Ab 1812 unterhielt auch die AMG unterhielt ganz in der Tradition der älteren Zürcher Musikgesellschaften ein Orchester, das hauptsächlich aus Vereinsmitgliedern bestand und nur punktuell durch einige bezahlte professionelle Musiker ergänzt wurde. Damit stand in Zürich seit ihrer Gründung ein Ensemble für grosse öffentliche musikalische Aufführungen zur Verfügung.

Die Aufführungen, mindestens bis zur Jahrhundertmitte, wurden in Saisons (jeweils Oktober bis Februar) gegliedert, die in der Regel zunächst mehr als zehn, später etwa sechs Abonnementskonzerte umfassten. Schon die Vereinsbeiträge unterschieden sich je nach Wohnort: Sobald jemand genügend weit weg von der Stadt Zürich wohnte, halbierte sich der Beitrag – weil er mehr Aufführungen verpasste. Auch Nicht-Mitglieder konnten die Konzerte besuchen.

Die Allgemeine Musik-Gesellschaft heute

Die AMG zählt heute über 100 Mitglieder, die aber nicht mehr gemeinsam musizieren. Sie veranstaltet 3–4 musikalische Anlässe pro Jahr. Ihre grosse Notenbibliothek ist in der Zentralbibliothek erhalten, und sie gibt jährlich ein Neujahrsblatt mit einem Essay zur Musik heraus.

Dass die Allgemeine Musik-Gesellschaft von Anfang an öffentliche Konzerte veranstaltete, war eine Zürcher Besonderheit gegenüber Musikgesellschaften anderer Städte, die ungefähr zur gleichen Zeit gegründet wurden.
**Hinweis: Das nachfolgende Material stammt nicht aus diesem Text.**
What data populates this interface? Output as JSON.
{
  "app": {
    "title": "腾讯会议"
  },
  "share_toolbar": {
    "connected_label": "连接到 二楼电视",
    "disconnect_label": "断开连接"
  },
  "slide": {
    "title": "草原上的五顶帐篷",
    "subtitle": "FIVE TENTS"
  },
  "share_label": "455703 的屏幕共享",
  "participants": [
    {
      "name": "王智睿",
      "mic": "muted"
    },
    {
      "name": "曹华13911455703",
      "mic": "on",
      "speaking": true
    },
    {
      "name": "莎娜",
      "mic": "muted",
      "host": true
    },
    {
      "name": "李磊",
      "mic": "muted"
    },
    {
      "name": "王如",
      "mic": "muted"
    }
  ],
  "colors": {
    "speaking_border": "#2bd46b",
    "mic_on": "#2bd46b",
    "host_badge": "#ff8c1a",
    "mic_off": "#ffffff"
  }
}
Ab 1868 wurde die öffentlichen Konzerte Zürichs durch das Orchester der soeben gegründet Tonhalle-Gesellschaft bestritten.
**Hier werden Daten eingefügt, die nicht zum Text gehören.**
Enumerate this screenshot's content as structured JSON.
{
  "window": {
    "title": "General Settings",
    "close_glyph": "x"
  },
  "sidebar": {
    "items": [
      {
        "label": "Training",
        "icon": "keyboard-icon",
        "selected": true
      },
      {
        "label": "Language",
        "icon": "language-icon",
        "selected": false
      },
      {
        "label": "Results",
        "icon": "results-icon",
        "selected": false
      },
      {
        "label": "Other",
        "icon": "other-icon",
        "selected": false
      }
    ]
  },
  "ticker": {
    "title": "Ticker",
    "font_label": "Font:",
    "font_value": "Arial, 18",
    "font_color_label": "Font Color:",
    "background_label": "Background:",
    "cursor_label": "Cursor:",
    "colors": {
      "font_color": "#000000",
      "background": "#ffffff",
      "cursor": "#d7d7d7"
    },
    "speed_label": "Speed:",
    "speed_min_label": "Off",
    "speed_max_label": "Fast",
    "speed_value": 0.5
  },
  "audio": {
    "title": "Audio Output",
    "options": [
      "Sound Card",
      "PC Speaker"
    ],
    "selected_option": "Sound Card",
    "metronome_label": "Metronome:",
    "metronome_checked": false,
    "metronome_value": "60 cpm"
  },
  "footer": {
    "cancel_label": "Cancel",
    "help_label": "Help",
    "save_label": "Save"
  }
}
Die AMG verfügte über einen festen und eigens für Konzerte erbauten Saal. Dieser Saal gehörte zum Casino, das 1806 am Hirschengraben erbaut wurde. Der einstöckige Bau im französisch-klassizistischen Stil lag damals am äussersten Rand der Stadt. Er war das erste bedeutende Werk des jungen Architekten Hans Caspar Escher, heute befindet sich – nach Umbauten und Erweiterungen – das Zürcher Obergericht darin. Im Jahr 1834 wurde zwischen dem Casino und dem Aktientheater, das in der unmittelbar angrenzenden Kirche des ehemaligen Barfüsserklosters eingebaut wurde, eine Verbindung erstellt.
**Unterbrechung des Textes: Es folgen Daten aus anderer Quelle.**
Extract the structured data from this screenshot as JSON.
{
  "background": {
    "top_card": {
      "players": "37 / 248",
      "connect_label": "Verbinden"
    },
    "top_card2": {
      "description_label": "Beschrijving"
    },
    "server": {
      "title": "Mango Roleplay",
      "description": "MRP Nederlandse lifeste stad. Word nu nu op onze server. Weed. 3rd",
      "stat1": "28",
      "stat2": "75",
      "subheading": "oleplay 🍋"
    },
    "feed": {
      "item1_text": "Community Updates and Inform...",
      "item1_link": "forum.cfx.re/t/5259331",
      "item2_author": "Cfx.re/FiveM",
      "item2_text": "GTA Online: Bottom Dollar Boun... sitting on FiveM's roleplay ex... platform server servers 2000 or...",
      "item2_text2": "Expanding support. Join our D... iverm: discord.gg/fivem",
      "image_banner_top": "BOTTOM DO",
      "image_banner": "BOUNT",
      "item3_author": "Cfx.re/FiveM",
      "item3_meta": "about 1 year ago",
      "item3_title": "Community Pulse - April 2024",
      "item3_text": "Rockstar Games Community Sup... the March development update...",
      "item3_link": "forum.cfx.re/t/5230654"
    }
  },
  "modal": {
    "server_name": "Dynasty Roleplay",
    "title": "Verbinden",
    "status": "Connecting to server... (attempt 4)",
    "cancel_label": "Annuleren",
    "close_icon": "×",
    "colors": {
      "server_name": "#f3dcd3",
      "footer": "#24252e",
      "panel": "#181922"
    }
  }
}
Ein typisches Programm der AMG 1839

aus dem Konzertprotokoll der Gesellschaft
Zweites Konzert
Dienstag, den 10. December 1839
Act 1.
Sinfonie Nr. 4 von F. Ries, op. 10
Bass-Arie aus der Belagerung von Corinth von Rossini «Ja glorreich»Herr Hölzel
Fantasie für Oboe in C, von und durch. Methfessel, Winterthur
Sopran-Arie aus Cenerentola von Rossini «Nacqui all’affanno»M.lle Corrodi
Act 2.
Ouverture aus Abu Hassan von C. M. von Weber
Der Todtengräber. Lied von C. Hölzel} Herr Hölzel
Die Post. Lied von Schubert
Concertino für Violine von P. Rovelli, a-MollHerr Aug. Bünzli
Cavatine aus Adelaide e Comingio von Pacini «Dolci memorie»M.lle Corrodi
Concertino für Klarinette und Oboe von Methfessel F-Dur op. 8Herren Ott Imhof und Methfessel
Die Soli übernahmen hier Profis wie «Dilettanten»: Louise Corrodi, später Hofopernsängerin in Dresden, der Oboenvirtuose und Dirigent Ernst Methfessel, der gerade am Zürcher Theater engagierte Bariton Gustav Hölzel und Hans Conrad Ott-Imhof als hervorragend Klarinette spielendes AMG-Mitglied.